The Paramount Need for Accurate Data for Artificial Intelligence
Artificial intelligence innovators are figuring out new components they must have to build the most effective systems.
During an interview for SIGNAL Media’s Executive Video Series, Carolyn Duby, a field chief technology officer at Cloudera, described the two different types of data that researchers and producers need to construct machine learning programs.
Developers must have historical data that can be used to train the algorithms. Once they have the algorithms, they also must have the current data to make predictions, according to Duby. But that presents two different challenges: obtaining that data and preparing it for use, then making sure that data will be up to date when it is time to make a prediction or decision.
“It’s super important when you’re in the intelligence community or cyber community to be able to make that kind of accurate decision and to be able to make it quickly,” Duby said. “So in order to do that, you have to have the most recent data. If you’re making a decision based on where your adversary was yesterday, then you’re not going to be able to make that best decision.”
Furthermore, Duby said the government’s ability to share data between different departments and to share it securely is essential to securing the nation.
“If you have a decision and one person has the data here and another person has the data there, but they’re not able to share it, and you’re not able to link that up and connect the dots, then you’re not really going to be able to have the fullest defense of the country,” Duby said.

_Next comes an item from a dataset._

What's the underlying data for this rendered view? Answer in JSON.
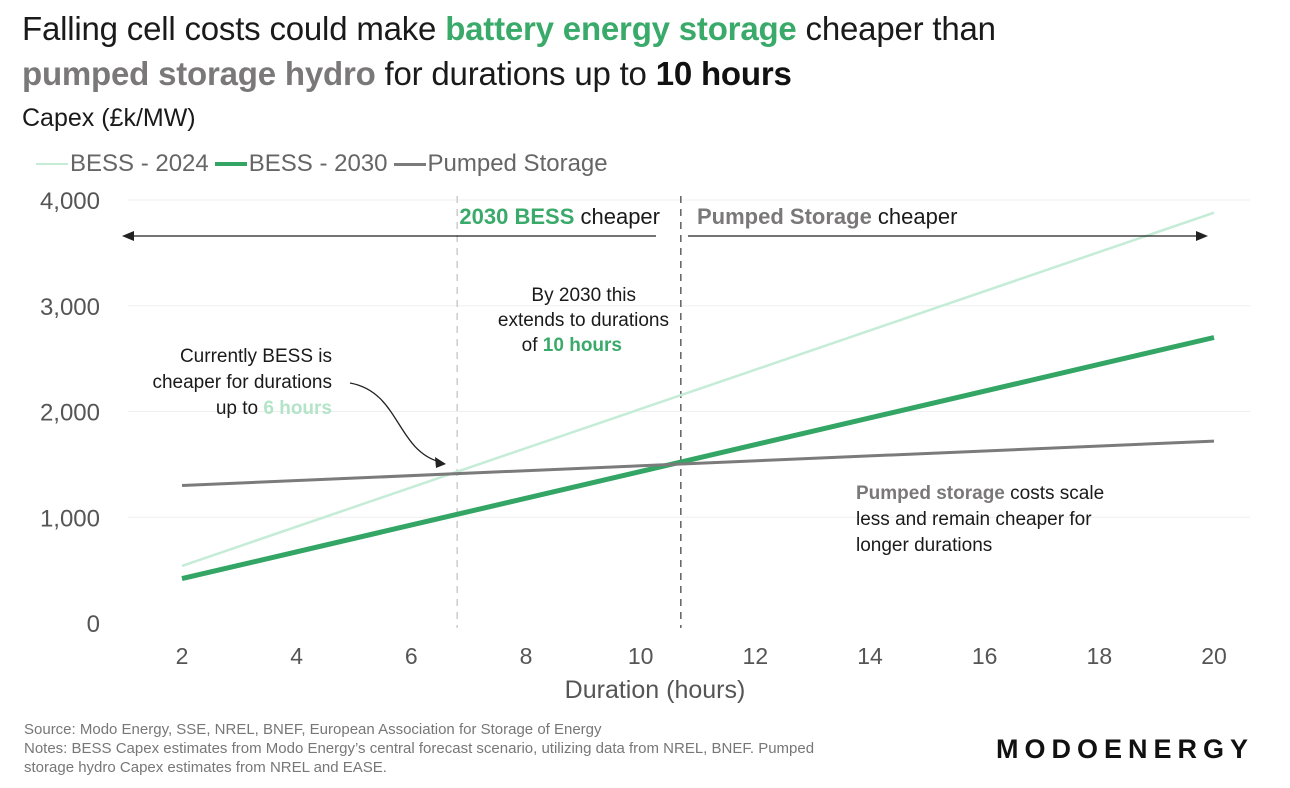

“This is of critical importance, but we also need to make sure that we’re not oversharing,” Duby added. “We’re sharing just enough; we’re sharing it securely so that it’s not leaked from place to place, and it’s also going to be the right data.”

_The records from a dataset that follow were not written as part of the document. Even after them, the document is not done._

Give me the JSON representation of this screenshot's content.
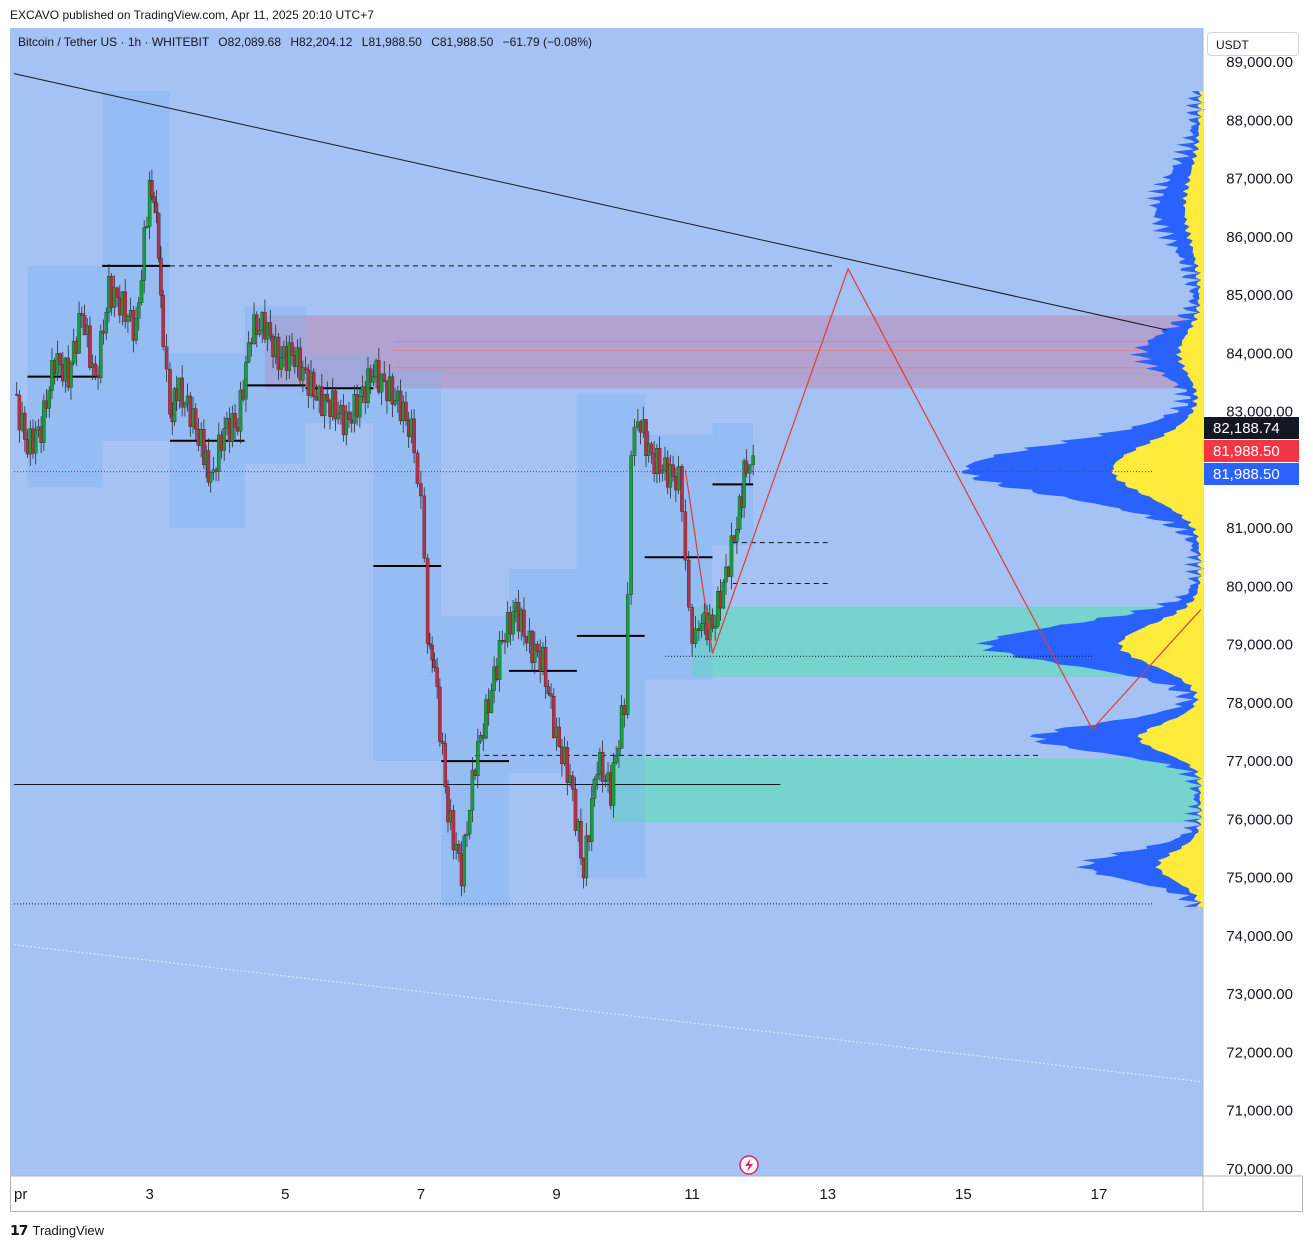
{
  "publisher_line": "EXCAVO published on TradingView.com, Apr 11, 2025 20:10 UTC+7",
  "legend": {
    "symbol": "Bitcoin / Tether US · 1h · WHITEBIT",
    "open_label": "O",
    "open": "82,089.68",
    "high_label": "H",
    "high": "82,204.12",
    "low_label": "L",
    "low": "81,988.50",
    "close_label": "C",
    "close": "81,988.50",
    "change": "−61.79 (−0.08%)"
  },
  "currency_selector": "USDT",
  "footer": {
    "logo_icon": "tradingview-logo-icon",
    "brand": "TradingView"
  },
  "colors": {
    "background": "#a4c2f4",
    "up_candle": "#1a9c3a",
    "down_candle": "#b53046",
    "profile_blue": "#2962ff",
    "profile_yellow": "#ffeb3b",
    "zone_green": "#6fd6c6",
    "zone_purple": "#b59cc8",
    "projection": "#e53935",
    "last_price_bg": "#131722",
    "current_bid_bg": "#f23645",
    "current_ask_bg": "#2962ff"
  },
  "chart_data": {
    "type": "candlestick",
    "symbol": "Bitcoin / Tether US",
    "interval": "1h",
    "exchange": "WHITEBIT",
    "y_axis": {
      "ticks": [
        "89,000.00",
        "88,000.00",
        "87,000.00",
        "86,000.00",
        "85,000.00",
        "84,000.00",
        "83,000.00",
        "82,000.00",
        "81,000.00",
        "80,000.00",
        "79,000.00",
        "78,000.00",
        "77,000.00",
        "76,000.00",
        "75,000.00",
        "74,000.00",
        "73,000.00",
        "72,000.00",
        "71,000.00",
        "70,000.00"
      ],
      "tick_values": [
        89000,
        88000,
        87000,
        86000,
        85000,
        84000,
        83000,
        82000,
        81000,
        80000,
        79000,
        78000,
        77000,
        76000,
        75000,
        74000,
        73000,
        72000,
        71000,
        70000
      ],
      "range": [
        70000,
        89000
      ]
    },
    "x_axis": {
      "ticks": [
        "pr",
        "3",
        "5",
        "7",
        "9",
        "11",
        "13",
        "15",
        "17"
      ],
      "tick_days": [
        1,
        3,
        5,
        7,
        9,
        11,
        13,
        15,
        17
      ],
      "range": [
        1,
        18.5
      ]
    },
    "price_labels": [
      {
        "text": "82,188.74",
        "value": 82188.74,
        "color": "#131722"
      },
      {
        "text": "81,988.50",
        "value": 81988.5,
        "color": "#f23645"
      },
      {
        "text": "81,988.50",
        "value": 81988.5,
        "color": "#2962ff"
      }
    ],
    "price_path": [
      [
        1.0,
        83300
      ],
      [
        1.2,
        82400
      ],
      [
        1.4,
        82700
      ],
      [
        1.6,
        83900
      ],
      [
        1.8,
        83600
      ],
      [
        2.0,
        84700
      ],
      [
        2.2,
        83500
      ],
      [
        2.4,
        85100
      ],
      [
        2.6,
        84800
      ],
      [
        2.8,
        84400
      ],
      [
        3.0,
        86900
      ],
      [
        3.1,
        86400
      ],
      [
        3.2,
        84200
      ],
      [
        3.3,
        82800
      ],
      [
        3.4,
        83400
      ],
      [
        3.6,
        83000
      ],
      [
        3.8,
        82300
      ],
      [
        3.9,
        81800
      ],
      [
        4.1,
        82700
      ],
      [
        4.3,
        82800
      ],
      [
        4.5,
        84400
      ],
      [
        4.7,
        84500
      ],
      [
        4.9,
        83900
      ],
      [
        5.1,
        84000
      ],
      [
        5.3,
        83600
      ],
      [
        5.5,
        83200
      ],
      [
        5.7,
        83100
      ],
      [
        5.9,
        82800
      ],
      [
        6.1,
        83200
      ],
      [
        6.3,
        83700
      ],
      [
        6.5,
        83400
      ],
      [
        6.7,
        83100
      ],
      [
        6.9,
        82500
      ],
      [
        7.0,
        81400
      ],
      [
        7.1,
        79100
      ],
      [
        7.2,
        78600
      ],
      [
        7.4,
        76100
      ],
      [
        7.6,
        75100
      ],
      [
        7.8,
        77000
      ],
      [
        8.0,
        78000
      ],
      [
        8.2,
        79100
      ],
      [
        8.4,
        79600
      ],
      [
        8.6,
        79000
      ],
      [
        8.8,
        78700
      ],
      [
        9.0,
        77400
      ],
      [
        9.2,
        76700
      ],
      [
        9.4,
        75100
      ],
      [
        9.6,
        77000
      ],
      [
        9.8,
        76500
      ],
      [
        10.0,
        78000
      ],
      [
        10.1,
        82100
      ],
      [
        10.2,
        82900
      ],
      [
        10.4,
        82200
      ],
      [
        10.6,
        82000
      ],
      [
        10.8,
        81800
      ],
      [
        10.9,
        80700
      ],
      [
        11.0,
        78800
      ],
      [
        11.1,
        79400
      ],
      [
        11.3,
        79300
      ],
      [
        11.5,
        80200
      ],
      [
        11.7,
        81300
      ],
      [
        11.8,
        82200
      ],
      [
        11.9,
        81990
      ]
    ],
    "horizontal_levels": [
      {
        "value": 85500,
        "style": "dashed",
        "from": 3.3,
        "to": 13.1
      },
      {
        "value": 80750,
        "style": "dashed",
        "from": 11.6,
        "to": 13.0
      },
      {
        "value": 80050,
        "style": "dashed",
        "from": 11.6,
        "to": 13.0
      },
      {
        "value": 78800,
        "style": "dotted",
        "from": 10.6,
        "to": 16.9
      },
      {
        "value": 77100,
        "style": "dashed",
        "from": 7.8,
        "to": 16.1
      },
      {
        "value": 76600,
        "style": "solid",
        "from": 1.0,
        "to": 12.3
      },
      {
        "value": 74550,
        "style": "dotted",
        "from": 1.0,
        "to": 17.8
      },
      {
        "value": 81970,
        "style": "dotted",
        "from": 1.0,
        "to": 17.8
      }
    ],
    "zones": [
      {
        "name": "supply",
        "low": 83400,
        "high": 84650,
        "from": 4.7,
        "to": 18.5,
        "color": "#b59cc8"
      },
      {
        "name": "demand-upper",
        "low": 78450,
        "high": 79650,
        "from": 11.0,
        "to": 18.5,
        "color": "#6fd6c6"
      },
      {
        "name": "demand-lower",
        "low": 75950,
        "high": 77050,
        "from": 9.8,
        "to": 18.5,
        "color": "#6fd6c6"
      }
    ],
    "trendlines": [
      {
        "points": [
          [
            1.0,
            88800
          ],
          [
            18.0,
            84400
          ]
        ],
        "style": "solid"
      },
      {
        "points": [
          [
            1.0,
            73850
          ],
          [
            18.5,
            71500
          ]
        ],
        "style": "dotted"
      }
    ],
    "projection_path": [
      [
        10.9,
        82000
      ],
      [
        11.3,
        78850
      ],
      [
        13.3,
        85450
      ],
      [
        16.9,
        77550
      ],
      [
        18.5,
        79600
      ]
    ],
    "volume_profile_range": [
      74500,
      88500
    ]
  }
}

Achieving this will provide protection for the United States and its allies, according to Duby.
Looking ahead, Duby said she is thrilled about Cloudera’s role in helping advance the nation through improvements to the machine learning and data science industries.
“Data is a strategic asset for our nation’s cyber and intelligence community and defense in general,” Duby said. “I’m really pleased that we can help with this mission to help make our nation stronger and to help manage this data asset that we have.”